The most discouraging note, however, was not struck by battling researchers or depressing studies but by the Health and Human Services Secretary, Margaret Heckler, who came to deliver the conference’s keynote address.
In halting and sometimes confused language, Heckler stumbled through her twelve-page speech, recounting the complicated virological issues that scientists needed to confront with AIDS. Even the phonetic spellings of the technical AIDS terms in her text did not help Heckler pronounce the words right. This problem was less embarrassing than the fact that she bothered to discuss such issues at all.
Scientists hadn’t crowded the auditorium so they could hear the administration’s cabinet offi
cer for health affairs talk about arcane matters of retroviral replication; they wanted to know what the Reagan administration planned to do about it. What kind of money could Heckler promise to AIDS research? When would the government start financing AIDS education? Heckler only promised that “AIDS will remain our number-one public health priority until it has been conquered.”
In her only departure from her prepared text, Heckler added, “We must conquer AIDS before it affects the heterosexual population and the general population…. We have a very strong public interest in stopping AIDS before it spreads outside the risk groups, before it becomes an overwhelming problem.”
The statement infuriated organizers from AIDS groups who considered AIDS already an “overwhelming problem” and did not consider it a priority of AIDS research to stop the scourge only “before it affects the heterosexual population.” Moreover, many gay leaders wondered who had determined that homosexuals were not part of the “general population” that so concerned the Secretary.
Within minutes of the conclusion of the address, gays were organizing a petition campaign to protest the comments, while the red-faced Secretary confronted an incredulous press corps. When pressed as to who determined AIDS funding levels, Heckler insisted that spending was “determined by scientists’ requests.” A reporter brought up the difficulties that Edward Brandt had faced in accomplishing this goal, but Heckler countered, “Ultimately, Dr. Brandt did win.”

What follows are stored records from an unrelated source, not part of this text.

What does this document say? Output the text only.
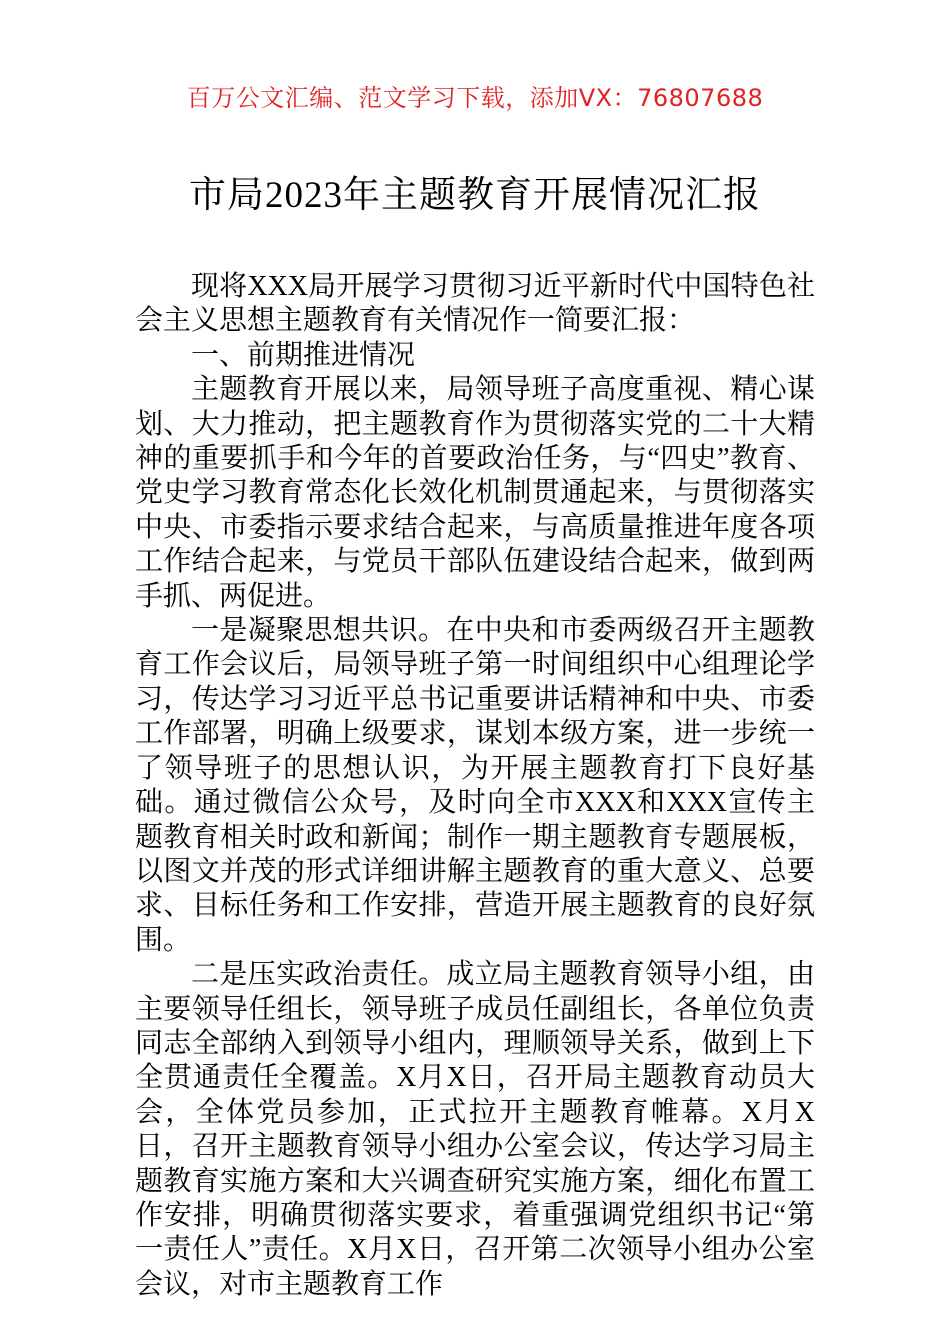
百万公文汇编、范文学习下载，添加VX：76807688
市局2023年主题教育开展情况汇报

现将XXX局开展学习贯彻习近平新时代中国特色社会主义思想主题教育有关情况作一简要汇报：

一、前期推进情况

主题教育开展以来，局领导班子高度重视、精心谋划、大力推动，把主题教育作为贯彻落实党的二十大精神的重要抓手和今年的首要政治任务，与“四史”教育、党史学习教育常态化长效化机制贯通起来，与贯彻落实中央、市委指示要求结合起来，与高质量推进年度各项工作结合起来，与党员干部队伍建设结合起来，做到两手抓、两促进。

一是凝聚思想共识。在中央和市委两级召开主题教育工作会议后，局领导班子第一时间组织中心组理论学习，传达学习习近平总书记重要讲话精神和中央、市委工作部署，明确上级要求，谋划本级方案，进一步统一了领导班子的思想认识，为开展主题教育打下良好基础。通过微信公众号，及时向全市XXX和XXX宣传主题教育相关时政和新闻；制作一期主题教育专题展板，以图文并茂的形式详细讲解主题教育的重大意义、总要求、目标任务和工作安排，营造开展主题教育的良好氛围。

二是压实政治责任。成立局主题教育领导小组，由主要领导任组长，领导班子成员任副组长，各单位负责同志全部纳入到领导小组内，理顺领导关系，做到上下全贯通责任全覆盖。X月X日，召开局主题教育动员大会，全体党员参加，正式拉开主题教育帷幕。X月X日，召开主题教育领导小组办公室会议，传达学习局主题教育实施方案和大兴调查研究实施方案，细化布置工作安排，明确贯彻落实要求，着重强调党组织书记“第一责任人”责任。X月X日，召开第二次领导小组办公室会议，对市主题教育工作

The press conference came as a rude awakening for journalists who had largely believed administration rhetoric about its “number-one health priority.” The priority clearly was based on how much AIDS would affect heterosexuals.
April 17
Edward Brandt was given an ovation usually reserved for a returning war hero as he approached the podium for his keynote address at the final plenary session of the AIDS conference. Gay leaders applauded him as one of those rare people who had risen above political perspective and background to truly want to join the AIDS battle. Researchers recognized him as the person who had fought for funding against a recalcitrant administration. Aware of the controversy that had swept the conference in the wake of Secretary Heckler’s comments about the “general population,” Brandt said, “The fact that the people who are at risk for developing AIDS are human is enough to command the attention of all people.”